How you can Use reCAPTCHA to Stop Comment Spam

Comment spam is a nuisance more cheerful. It is also costly for the business have to deal with it.

But today I found an effective solution that not only free (that magic word), it is also easy to install. And 'easy' is, of course, the other magic words that we all love.

First, I created a new blog on WordPress Harmedia.com - and it was as easy as falling magazine because I used FANTASTICO, which is built into the web hosting CPanel.

Just now I am finishing out of things with a few additional plugins. Includes reCAPTCHA, which is available free of charge. And, as I said, it is so easy to install.

Step 1. You download from recaptcha.net and unzip the file.
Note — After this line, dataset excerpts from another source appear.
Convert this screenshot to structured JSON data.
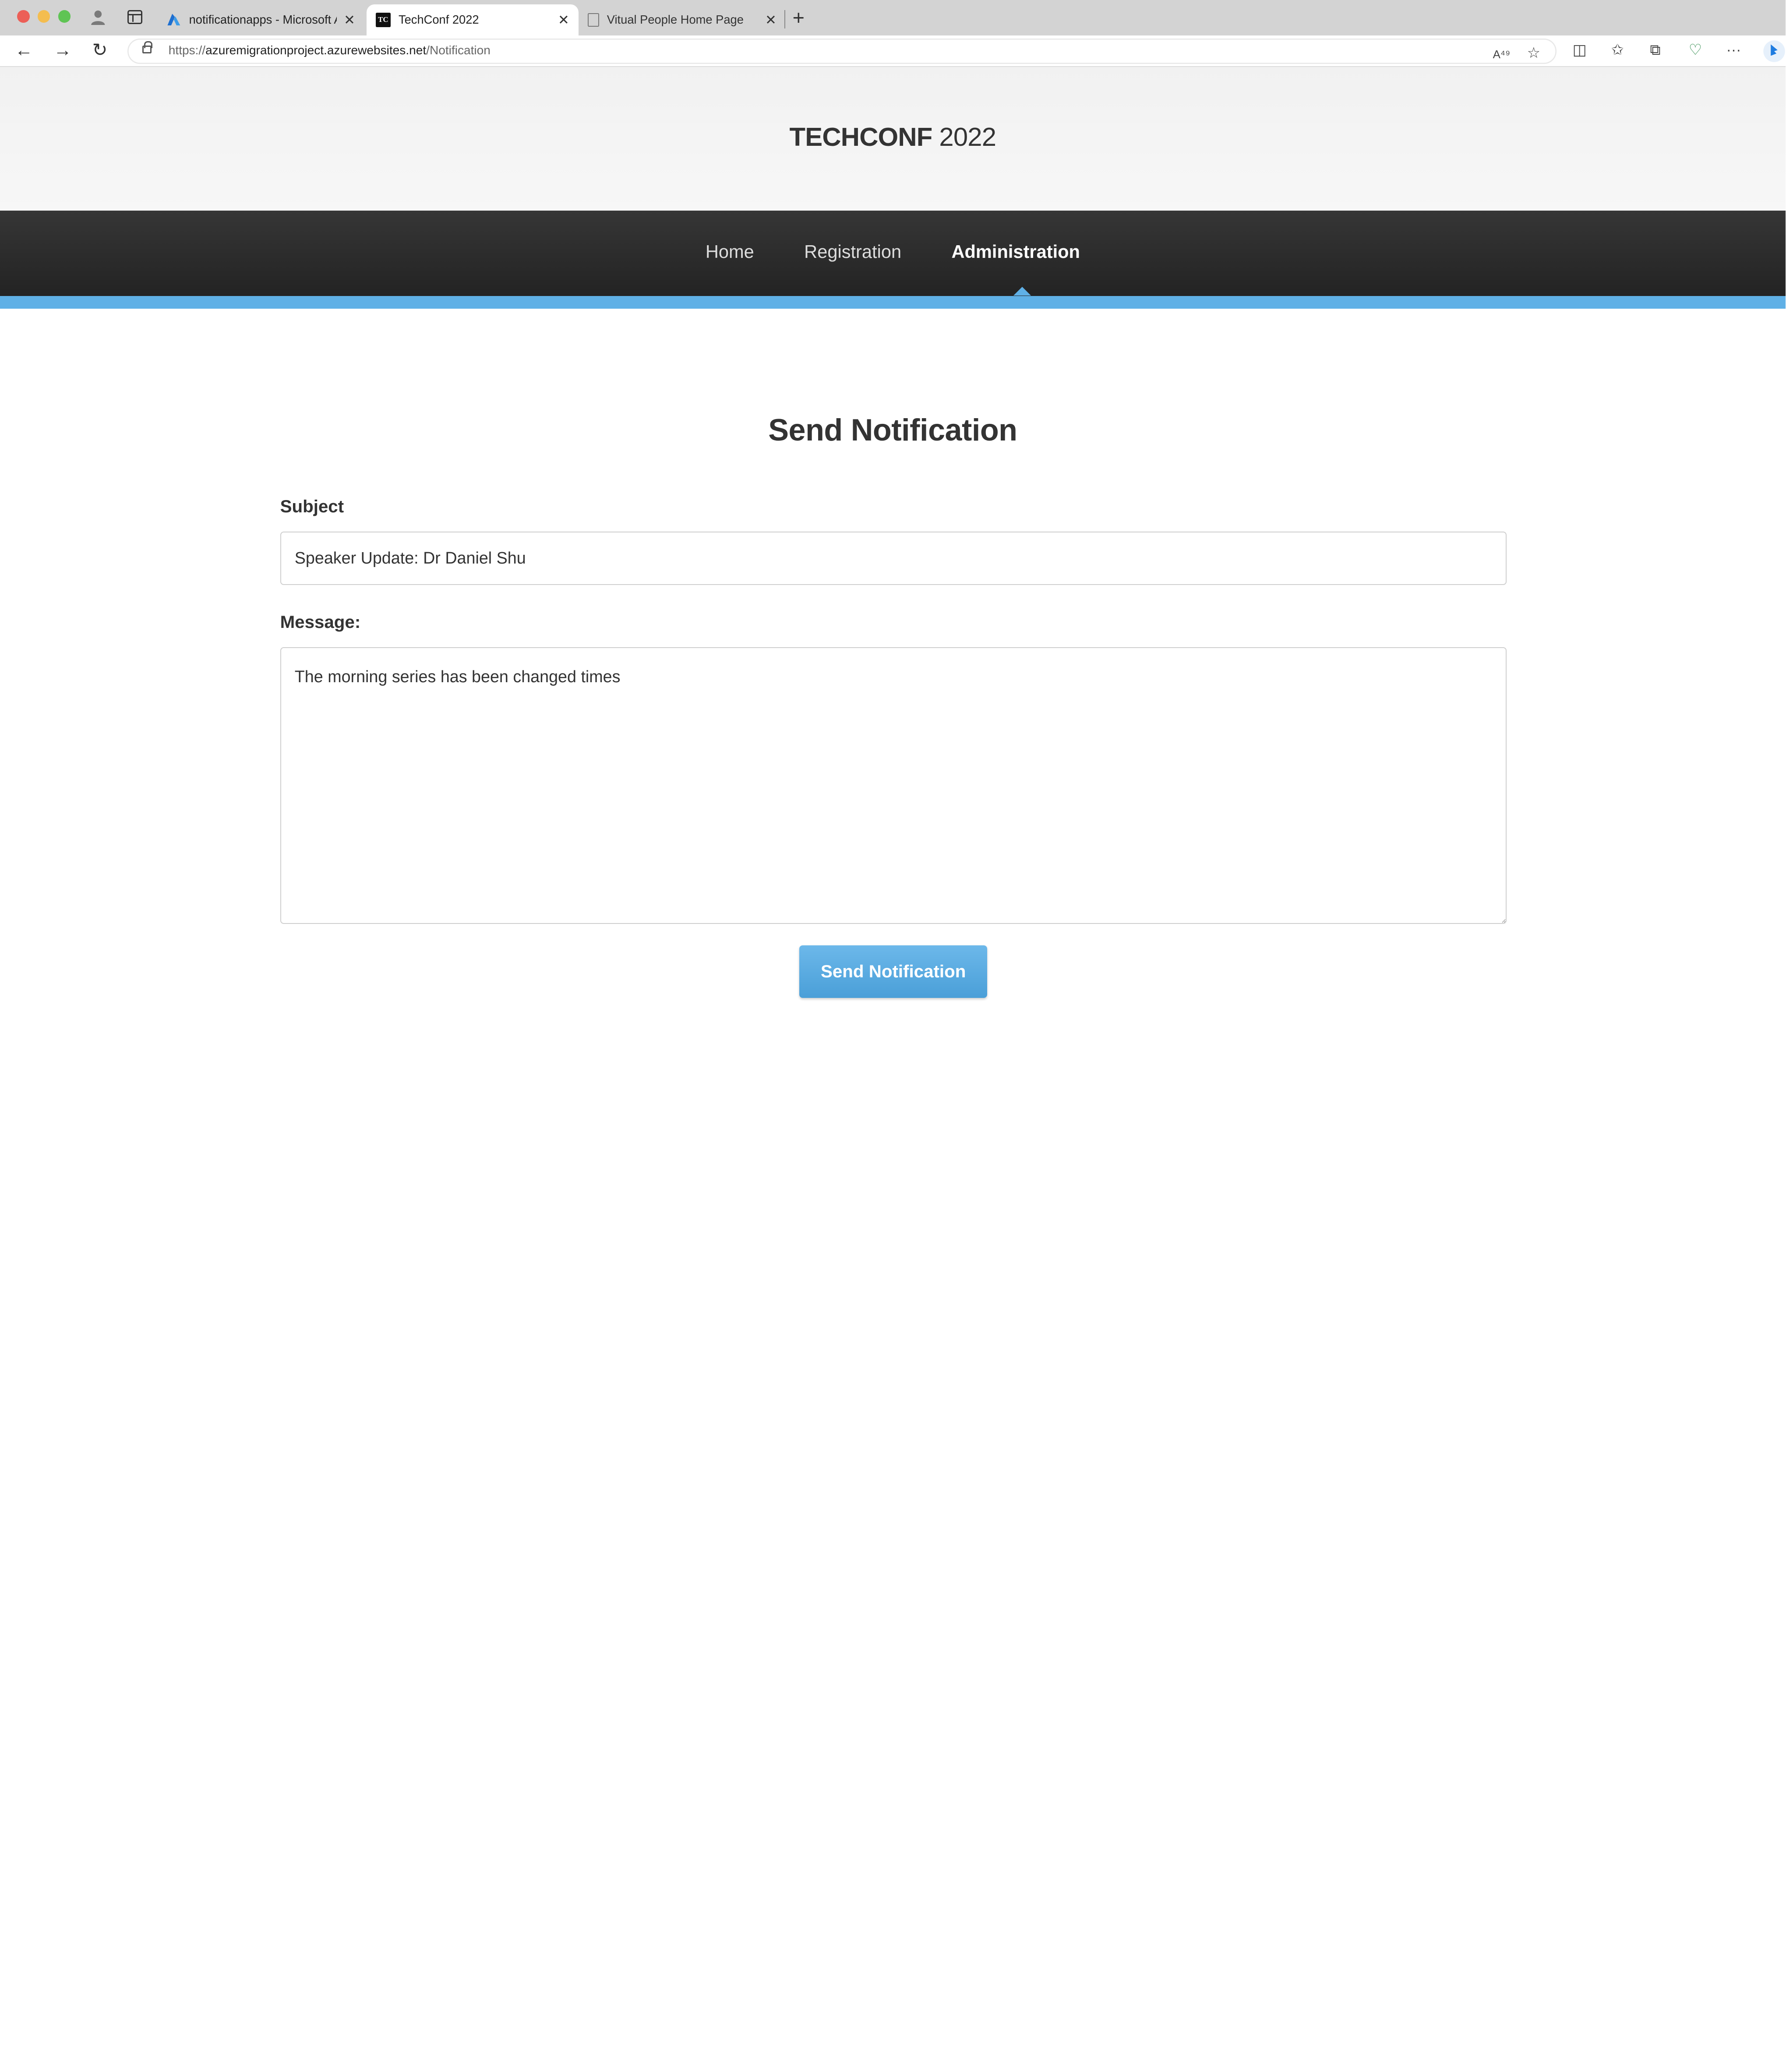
{
  "browser": {
    "tabs": [
      {
        "title": "notificationapps - Microsoft Az",
        "active": false,
        "favicon": "azure-logo-icon"
      },
      {
        "title": "TechConf 2022",
        "active": true,
        "favicon": "techconf-favicon-icon"
      },
      {
        "title": "Vitual People Home Page",
        "active": false,
        "favicon": "document-icon"
      }
    ],
    "url_prefix": "https://",
    "url_host": "azuremigrationproject.azurewebsites.net",
    "url_path": "/Notification",
    "read_aloud_glyph": "A⁴⁹",
    "favicon_text": "TC"
  },
  "site": {
    "brand_bold": "TECHCONF",
    "brand_year": "2022",
    "nav": [
      {
        "label": "Home",
        "active": false
      },
      {
        "label": "Registration",
        "active": false
      },
      {
        "label": "Administration",
        "active": true
      }
    ],
    "accent_color": "#5fb0e6",
    "navbar_color": "#2d2d2d"
  },
  "form": {
    "title": "Send Notification",
    "subject_label": "Subject",
    "subject_value": "Speaker Update: Dr Daniel Shu",
    "message_label": "Message:",
    "message_value": "The morning series has been changed times",
    "submit_label": "Send Notification"
  }
}
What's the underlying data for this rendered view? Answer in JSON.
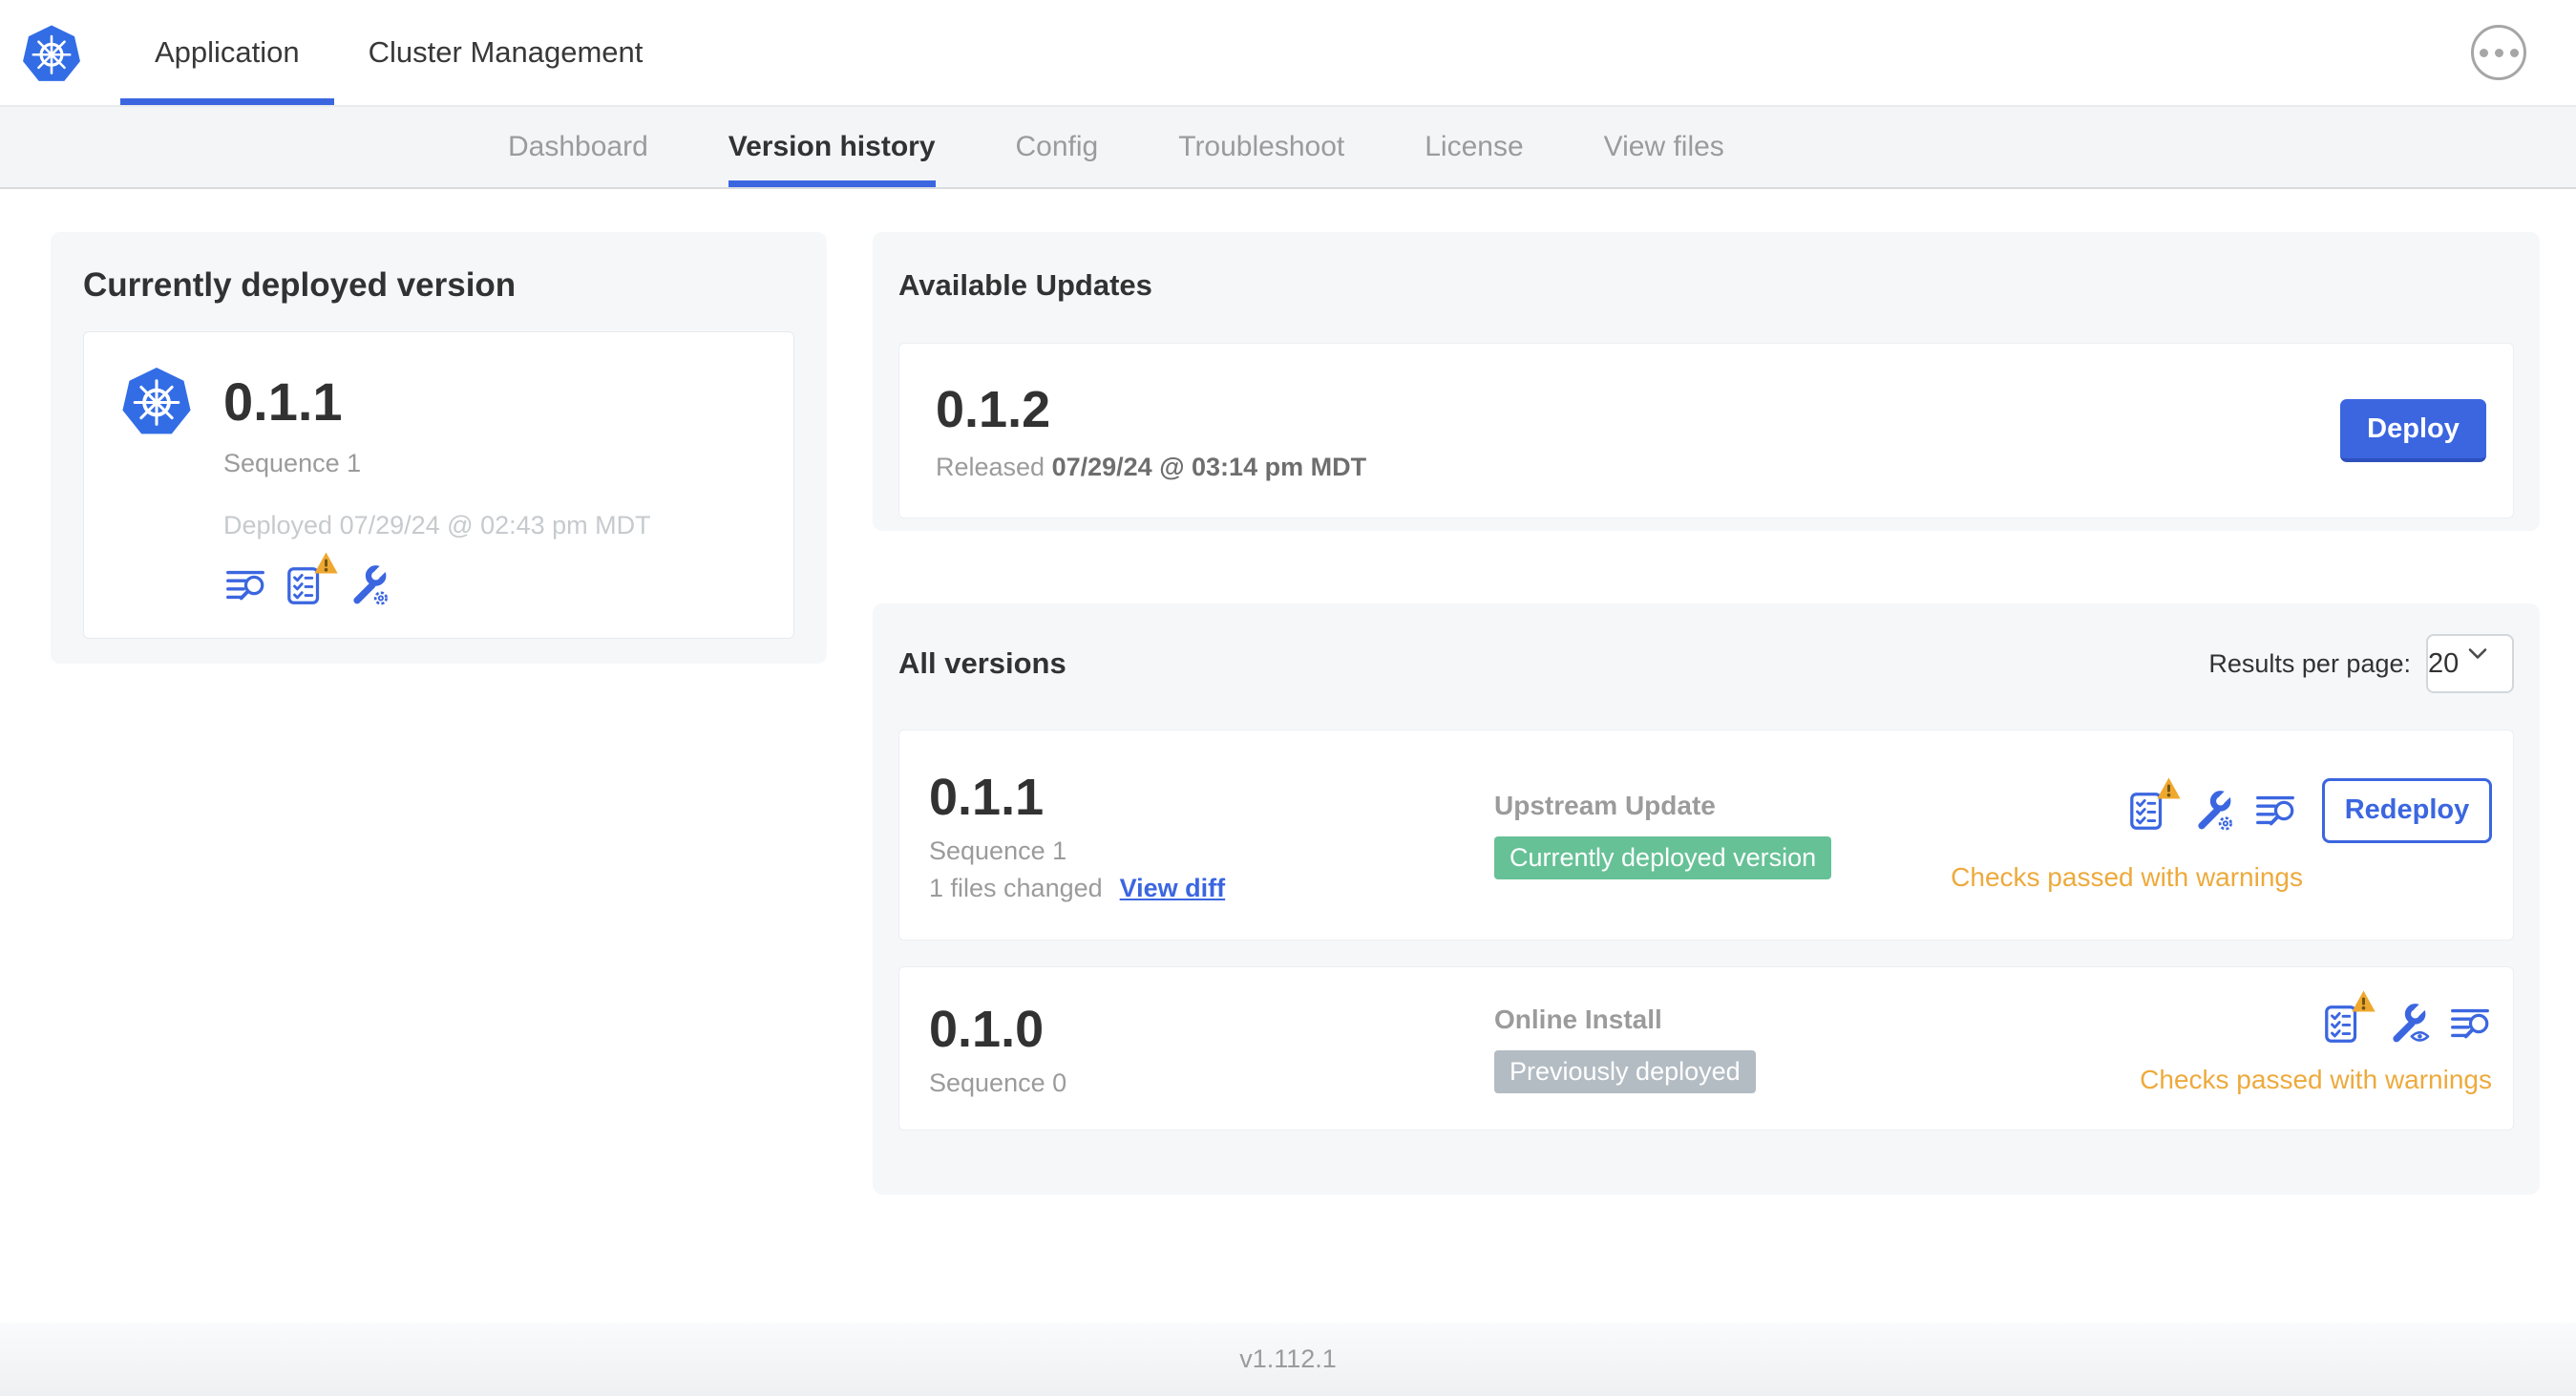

2. You downloaded the two. PHP-files to your Wordpress plugins folder.

3. Then you go to your Plugins page and activate the reCAPTCHA, clicking on it. (so-called public and private keys, and they are unique to this your site). That's all. You did.

WHY I LIKE reCAPTCHA

- It's free.

- It works.

- There are no pet around with copying the code into your blog template.

- No access to change. (Chmod isn't hard once you know what you're doing, but before you learn that befuddled many beginners, I would say.)

- A feel-good bonus is the fact that you are helping the Internet Archive to improve the accuracy of optical character recognition software.

How so? From the words shown directly from old books, which are currently being digitized. The words that OCR software can not be fed in captchas, and if multiple users, as you are me and make it the same way that the result is entered into the memory of OCR.

Thus, not only did not get your blog is being protected from spam bots, your comments help the old books to get the correct number.

Do you use captchas to protect your blog from comment spam yet? It's free and easy. What are you waiting for?

By the way, CAPTCHA stands for "completely automated public Turing test to tell Computers and Humans Apart", although, ironically, in recaptcha.net site does not contain the word public in his explanation of the term. So .. that would make it CATCHA? - No P.